While some saw the piling of 26 pounds of blankets on top of my person as an attempt to speed up the distribution of life insurance money, I knew that my little impractical nurse was trying to look out for me. In fact, the little blanket stunt that nearly sent me to the great harp jam in the sky probably accelerated my recovery, causing the fever to break several days before it would have of its own accord.
Feeling like a new man ready to take on the world -- or at least brush my teeth without having to stop and rest -- I walked into the living room to thank the team that helped pull me through. I gave TD #1 a hug, which is usually a trigger for TD #2 to grab onto my neck, plant her lips deep into the side of my face and let fly with a zerbert that would startle livestock.
As TD #2 lunged at me to land a window-rattling zerbert, she put on the air brakes and poked my face with her finger. I hadn't shaved in a couple of days and she didn't like it one bit. She stood about two inches from my face to attempt the world's first long-distance zerbert.

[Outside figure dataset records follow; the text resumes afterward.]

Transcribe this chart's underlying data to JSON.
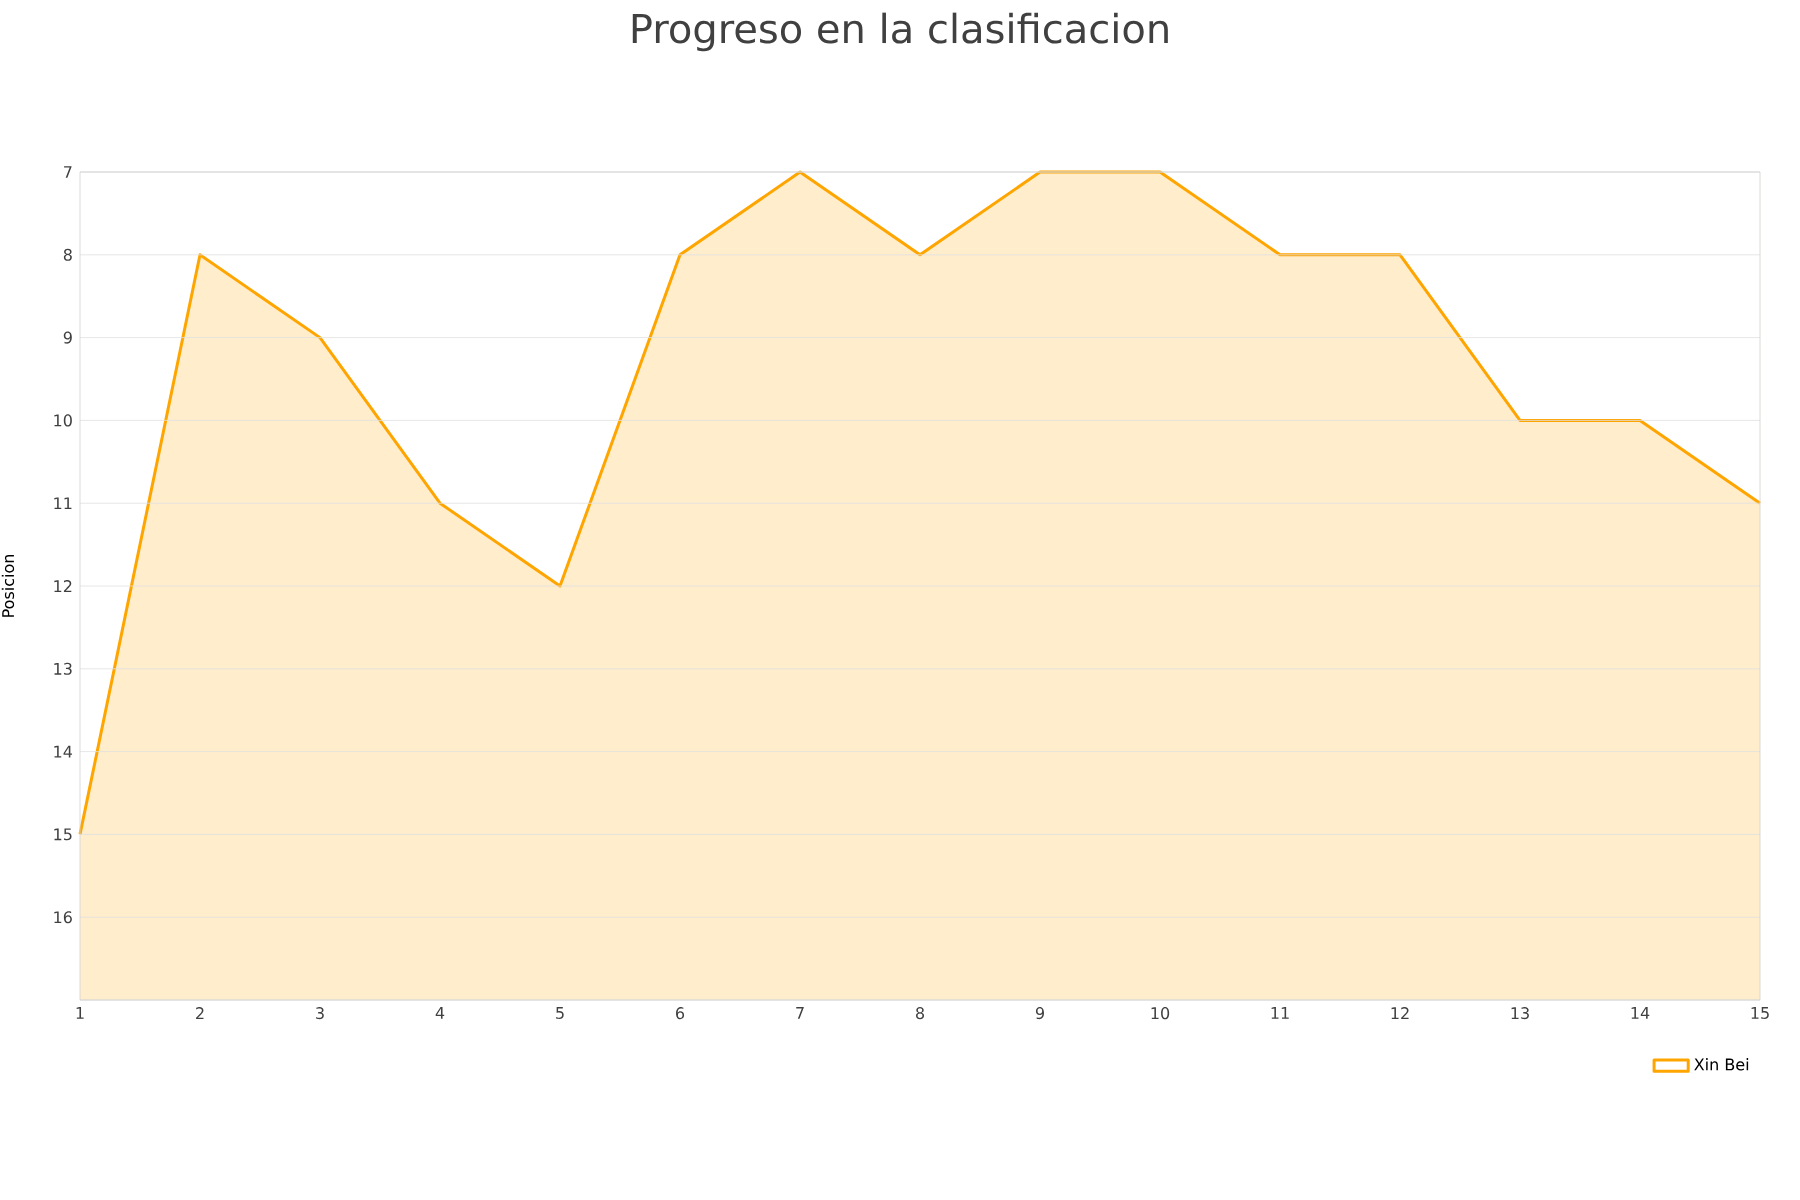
{
  "chart_data": {
    "type": "area",
    "title": "Progreso en la clasificacion",
    "ylabel": "Posicion",
    "x": [
      1,
      2,
      3,
      4,
      5,
      6,
      7,
      8,
      9,
      10,
      11,
      12,
      13,
      14,
      15
    ],
    "series": [
      {
        "name": "Xin Bei",
        "color": "#ffa500",
        "values": [
          15,
          8,
          9,
          11,
          12,
          8,
          7,
          8,
          7,
          7,
          8,
          8,
          10,
          10,
          11
        ]
      }
    ],
    "xlim": [
      1,
      15
    ],
    "xticks": [
      1,
      2,
      3,
      4,
      5,
      6,
      7,
      8,
      9,
      10,
      11,
      12,
      13,
      14,
      15
    ],
    "ylim": [
      17,
      7
    ],
    "yticks": [
      7,
      8,
      9,
      10,
      11,
      12,
      13,
      14,
      15,
      16,
      {
        "value": 17,
        "label": null
      }
    ],
    "grid": "y",
    "legend": "bottom right",
    "marker": "none",
    "line_style": "solid"
  }
}
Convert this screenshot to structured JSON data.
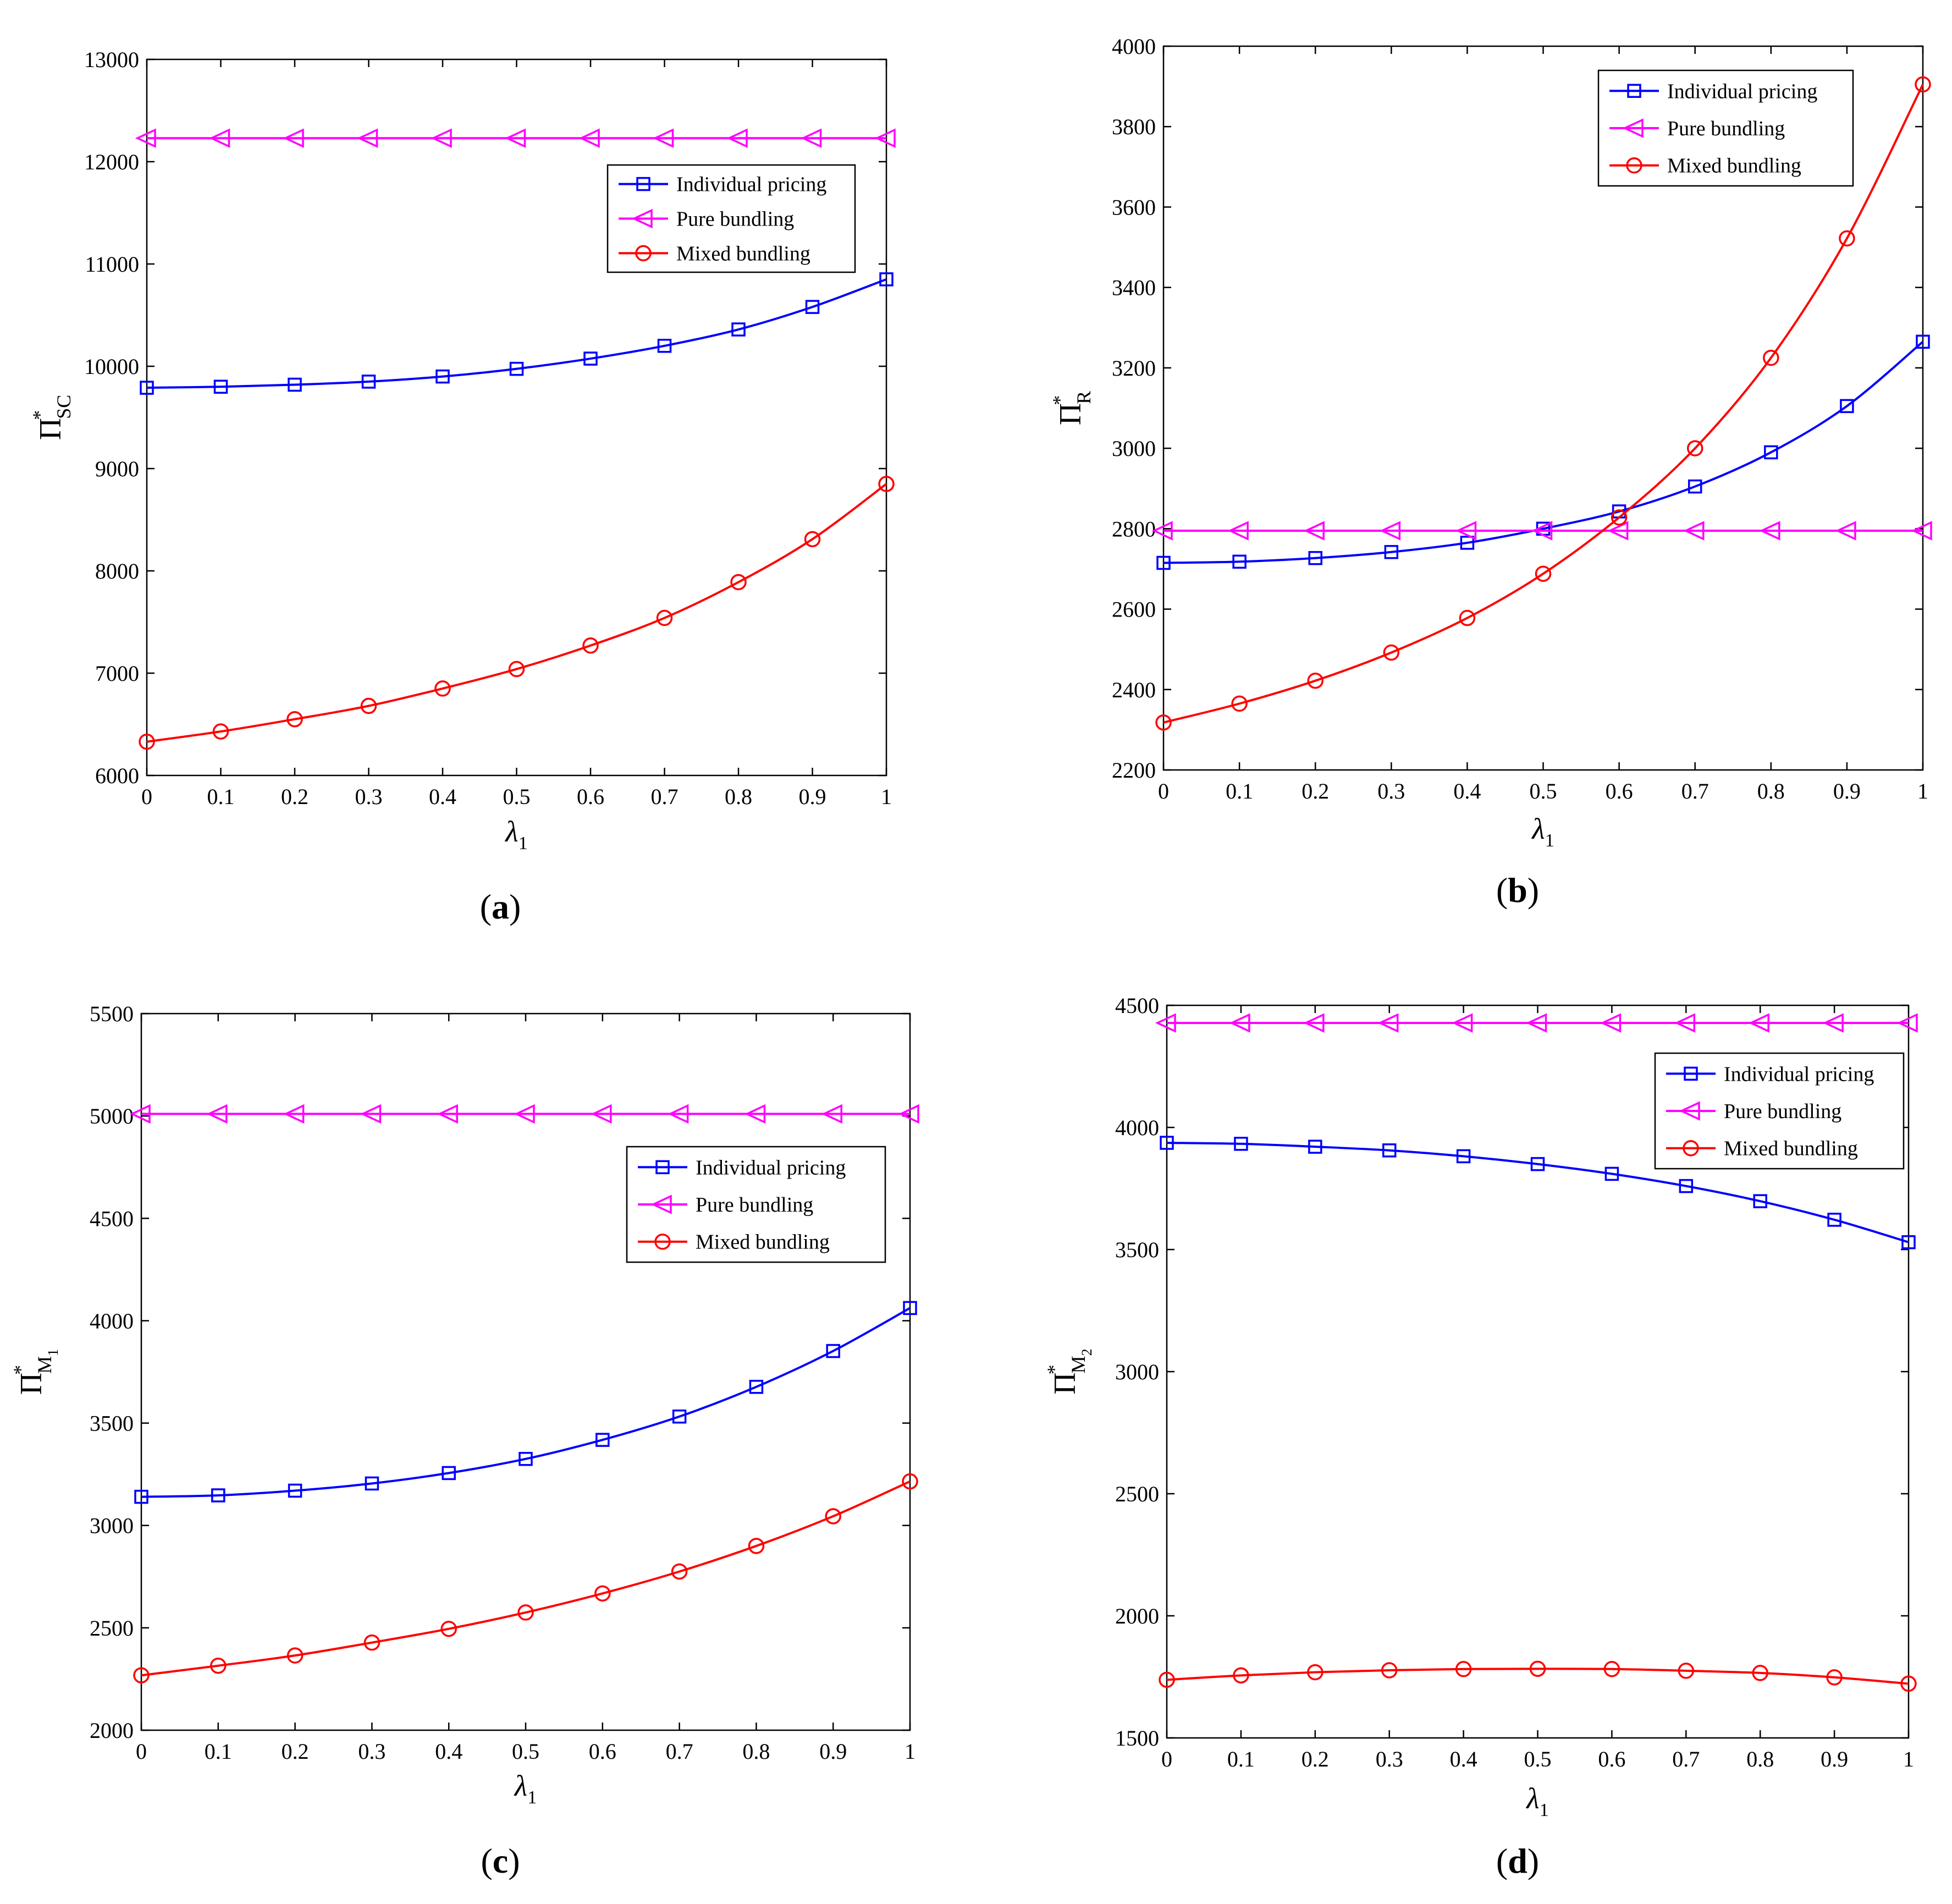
{
  "colors": {
    "individual": "#0000ff",
    "pure": "#ff00ff",
    "mixed": "#ff0000",
    "axis": "#000000"
  },
  "chart_data": [
    {
      "type": "line",
      "panel_label": "a",
      "xlabel": "λ",
      "xlabel_sub": "1",
      "ylabel_main": "Π",
      "ylabel_sup": "*",
      "ylabel_sub": "SC",
      "ylabel_subsub": "",
      "xlim": [
        0,
        1
      ],
      "ylim": [
        6000,
        13000
      ],
      "x_ticks": [
        0,
        0.1,
        0.2,
        0.3,
        0.4,
        0.5,
        0.6,
        0.7,
        0.8,
        0.9,
        1
      ],
      "x_tick_labels": [
        "0",
        "0.1",
        "0.2",
        "0.3",
        "0.4",
        "0.5",
        "0.6",
        "0.7",
        "0.8",
        "0.9",
        "1"
      ],
      "y_ticks": [
        6000,
        7000,
        8000,
        9000,
        10000,
        11000,
        12000,
        13000
      ],
      "y_tick_labels": [
        "6000",
        "7000",
        "8000",
        "9000",
        "10000",
        "11000",
        "12000",
        "13000"
      ],
      "legend_position": "upper-right",
      "x": [
        0,
        0.1,
        0.2,
        0.3,
        0.4,
        0.5,
        0.6,
        0.7,
        0.8,
        0.9,
        1
      ],
      "series": [
        {
          "name": "Individual pricing",
          "marker": "square",
          "color": "#0000ff",
          "values": [
            9790,
            9800,
            9820,
            9850,
            9900,
            9975,
            10075,
            10200,
            10360,
            10580,
            10850
          ]
        },
        {
          "name": "Pure bundling",
          "marker": "triangle-left",
          "color": "#ff00ff",
          "values": [
            12230,
            12230,
            12230,
            12230,
            12230,
            12230,
            12230,
            12230,
            12230,
            12230,
            12230
          ]
        },
        {
          "name": "Mixed bundling",
          "marker": "circle",
          "color": "#ff0000",
          "values": [
            6330,
            6430,
            6550,
            6680,
            6850,
            7040,
            7270,
            7540,
            7890,
            8310,
            8850
          ]
        }
      ]
    },
    {
      "type": "line",
      "panel_label": "b",
      "xlabel": "λ",
      "xlabel_sub": "1",
      "ylabel_main": "Π",
      "ylabel_sup": "*",
      "ylabel_sub": "R",
      "ylabel_subsub": "",
      "xlim": [
        0,
        1
      ],
      "ylim": [
        2200,
        4000
      ],
      "x_ticks": [
        0,
        0.1,
        0.2,
        0.3,
        0.4,
        0.5,
        0.6,
        0.7,
        0.8,
        0.9,
        1
      ],
      "x_tick_labels": [
        "0",
        "0.1",
        "0.2",
        "0.3",
        "0.4",
        "0.5",
        "0.6",
        "0.7",
        "0.8",
        "0.9",
        "1"
      ],
      "y_ticks": [
        2200,
        2400,
        2600,
        2800,
        3000,
        3200,
        3400,
        3600,
        3800,
        4000
      ],
      "y_tick_labels": [
        "2200",
        "2400",
        "2600",
        "2800",
        "3000",
        "3200",
        "3400",
        "3600",
        "3800",
        "4000"
      ],
      "legend_position": "upper-right",
      "x": [
        0,
        0.1,
        0.2,
        0.3,
        0.4,
        0.5,
        0.6,
        0.7,
        0.8,
        0.9,
        1
      ],
      "series": [
        {
          "name": "Individual pricing",
          "marker": "square",
          "color": "#0000ff",
          "values": [
            2715,
            2718,
            2727,
            2742,
            2765,
            2800,
            2843,
            2905,
            2990,
            3105,
            3265
          ]
        },
        {
          "name": "Pure bundling",
          "marker": "triangle-left",
          "color": "#ff00ff",
          "values": [
            2795,
            2795,
            2795,
            2795,
            2795,
            2795,
            2795,
            2795,
            2795,
            2795,
            2795
          ]
        },
        {
          "name": "Mixed bundling",
          "marker": "circle",
          "color": "#ff0000",
          "values": [
            2318,
            2365,
            2422,
            2492,
            2578,
            2688,
            2828,
            3000,
            3225,
            3522,
            3905
          ]
        }
      ]
    },
    {
      "type": "line",
      "panel_label": "c",
      "xlabel": "λ",
      "xlabel_sub": "1",
      "ylabel_main": "Π",
      "ylabel_sup": "*",
      "ylabel_sub": "M",
      "ylabel_subsub": "1",
      "xlim": [
        0,
        1
      ],
      "ylim": [
        2000,
        5500
      ],
      "x_ticks": [
        0,
        0.1,
        0.2,
        0.3,
        0.4,
        0.5,
        0.6,
        0.7,
        0.8,
        0.9,
        1
      ],
      "x_tick_labels": [
        "0",
        "0.1",
        "0.2",
        "0.3",
        "0.4",
        "0.5",
        "0.6",
        "0.7",
        "0.8",
        "0.9",
        "1"
      ],
      "y_ticks": [
        2000,
        2500,
        3000,
        3500,
        4000,
        4500,
        5000,
        5500
      ],
      "y_tick_labels": [
        "2000",
        "2500",
        "3000",
        "3500",
        "4000",
        "4500",
        "5000",
        "5500"
      ],
      "legend_position": "center-right",
      "x": [
        0,
        0.1,
        0.2,
        0.3,
        0.4,
        0.5,
        0.6,
        0.7,
        0.8,
        0.9,
        1
      ],
      "series": [
        {
          "name": "Individual pricing",
          "marker": "square",
          "color": "#0000ff",
          "values": [
            3140,
            3147,
            3170,
            3205,
            3256,
            3325,
            3418,
            3532,
            3677,
            3852,
            4062
          ]
        },
        {
          "name": "Pure bundling",
          "marker": "triangle-left",
          "color": "#ff00ff",
          "values": [
            5010,
            5010,
            5010,
            5010,
            5010,
            5010,
            5010,
            5010,
            5010,
            5010,
            5010
          ]
        },
        {
          "name": "Mixed bundling",
          "marker": "circle",
          "color": "#ff0000",
          "values": [
            2268,
            2315,
            2365,
            2428,
            2495,
            2575,
            2668,
            2775,
            2900,
            3045,
            3215
          ]
        }
      ]
    },
    {
      "type": "line",
      "panel_label": "d",
      "xlabel": "λ",
      "xlabel_sub": "1",
      "ylabel_main": "Π",
      "ylabel_sup": "*",
      "ylabel_sub": "M",
      "ylabel_subsub": "2",
      "xlim": [
        0,
        1
      ],
      "ylim": [
        1500,
        4500
      ],
      "x_ticks": [
        0,
        0.1,
        0.2,
        0.3,
        0.4,
        0.5,
        0.6,
        0.7,
        0.8,
        0.9,
        1
      ],
      "x_tick_labels": [
        "0",
        "0.1",
        "0.2",
        "0.3",
        "0.4",
        "0.5",
        "0.6",
        "0.7",
        "0.8",
        "0.9",
        "1"
      ],
      "y_ticks": [
        1500,
        2000,
        2500,
        3000,
        3500,
        4000,
        4500
      ],
      "y_tick_labels": [
        "1500",
        "2000",
        "2500",
        "3000",
        "3500",
        "4000",
        "4500"
      ],
      "legend_position": "upper-right",
      "x": [
        0,
        0.1,
        0.2,
        0.3,
        0.4,
        0.5,
        0.6,
        0.7,
        0.8,
        0.9,
        1
      ],
      "series": [
        {
          "name": "Individual pricing",
          "marker": "square",
          "color": "#0000ff",
          "values": [
            3937,
            3933,
            3921,
            3906,
            3882,
            3850,
            3810,
            3760,
            3698,
            3622,
            3530
          ]
        },
        {
          "name": "Pure bundling",
          "marker": "triangle-left",
          "color": "#ff00ff",
          "values": [
            4428,
            4428,
            4428,
            4428,
            4428,
            4428,
            4428,
            4428,
            4428,
            4428,
            4428
          ]
        },
        {
          "name": "Mixed bundling",
          "marker": "circle",
          "color": "#ff0000",
          "values": [
            1738,
            1756,
            1769,
            1777,
            1782,
            1783,
            1782,
            1775,
            1766,
            1748,
            1722
          ]
        }
      ]
    }
  ]
}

Under normal conditions, TD #2 gives zerberts that could end droughts. Her zerberts are robust and monsoon-like in nature, causing many a recipient who can't swim into fits of panic. Now just imagine what kind of deluge would occur if she tried to fire one of those things off without a cheek to absorb the brunt of the storm surge.
Not wanting to scratch her pretty face on my wire-brush beard, she let a zerbert fly from a few inches away. At first it was funny, but the humor dissipated as The Wife called the insurance agent to see if we were covered for flood damage.